The Mass of the Lord's Supper on Holy Thursday traditionally includes a foot-washing ceremony, since Christ washed the feet of his disciples and instructed them to wash each other's feet, a sign of service. Guests at the cathedral's Holy Thursday Mass on April 14 included members of the Ukrainian Catholic Community: Father Yaroslav Nalysnyk, the pastor of Christ the King Parish in Jamaica Plain; Ihor Kowal, Christ the King Parish choir director; and Myron Kravchuk, a member of Ukraine Forward. Father Nalysnyk concelebrated the Mass, and Kowal and Kravchuk participated in the foot-washing ceremony.
On Good Friday, April 15, live Stations of the Cross were held in the streets of South Boston, with the first and last stations taking place at the cathedral. A Liturgy of the Lord's Passion was held in English that afternoon and in Spanish that evening.
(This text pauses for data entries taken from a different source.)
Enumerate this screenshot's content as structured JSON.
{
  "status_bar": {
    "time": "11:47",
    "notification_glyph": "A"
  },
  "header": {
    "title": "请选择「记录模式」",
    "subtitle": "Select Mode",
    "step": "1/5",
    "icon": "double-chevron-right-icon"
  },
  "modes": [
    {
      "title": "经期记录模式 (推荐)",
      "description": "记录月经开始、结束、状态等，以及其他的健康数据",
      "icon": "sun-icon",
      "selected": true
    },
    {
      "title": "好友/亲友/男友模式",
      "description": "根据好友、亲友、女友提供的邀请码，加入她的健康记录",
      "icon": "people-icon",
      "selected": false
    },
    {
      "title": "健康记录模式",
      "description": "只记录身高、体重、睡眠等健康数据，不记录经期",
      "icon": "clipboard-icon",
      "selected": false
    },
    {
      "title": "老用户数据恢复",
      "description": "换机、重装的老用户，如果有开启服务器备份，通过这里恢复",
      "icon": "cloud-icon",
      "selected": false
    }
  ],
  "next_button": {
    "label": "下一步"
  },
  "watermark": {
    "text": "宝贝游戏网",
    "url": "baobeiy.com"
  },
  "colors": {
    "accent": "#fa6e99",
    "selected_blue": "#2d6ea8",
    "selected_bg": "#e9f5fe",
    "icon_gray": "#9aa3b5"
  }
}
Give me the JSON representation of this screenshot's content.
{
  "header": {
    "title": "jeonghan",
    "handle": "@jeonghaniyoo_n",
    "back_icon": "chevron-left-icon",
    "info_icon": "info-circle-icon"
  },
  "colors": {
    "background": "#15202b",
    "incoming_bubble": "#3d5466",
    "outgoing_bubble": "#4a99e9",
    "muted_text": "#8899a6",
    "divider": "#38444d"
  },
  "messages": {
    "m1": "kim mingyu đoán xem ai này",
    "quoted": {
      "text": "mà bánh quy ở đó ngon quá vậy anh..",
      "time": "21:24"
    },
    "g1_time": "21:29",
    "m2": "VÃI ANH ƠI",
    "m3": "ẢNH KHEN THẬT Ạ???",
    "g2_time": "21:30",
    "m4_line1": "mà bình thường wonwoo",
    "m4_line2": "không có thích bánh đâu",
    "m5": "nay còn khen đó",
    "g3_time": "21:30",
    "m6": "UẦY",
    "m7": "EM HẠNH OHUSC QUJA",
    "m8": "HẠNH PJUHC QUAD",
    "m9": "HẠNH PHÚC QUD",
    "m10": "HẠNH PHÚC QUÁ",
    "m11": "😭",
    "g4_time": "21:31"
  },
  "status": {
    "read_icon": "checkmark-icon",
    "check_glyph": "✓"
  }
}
Attendees had the opportunity to venerate a relic of the True Cross, kept in the base of a large crucifix.
The Easter Vigil Mass took place on April 16. Starting in darkness, this liturgy includes the blessing of the Easter fire, the lighting of the new Paschal Candle, and the first chanting of the Alleluia since the beginning of Lent. The faithful receive candles and pass along flames to signify the light of Christ, which multiplies as it is shared, a symbol of dispelling the darkness of sin. The Liturgy of the Word for this Mass includes several readings that highlight salvation history, culminating in the proclamation of the Easter Gospel. This is also when new Catholics traditionally receive the sacraments of baptism and confirmation, initiating them fully into the Church.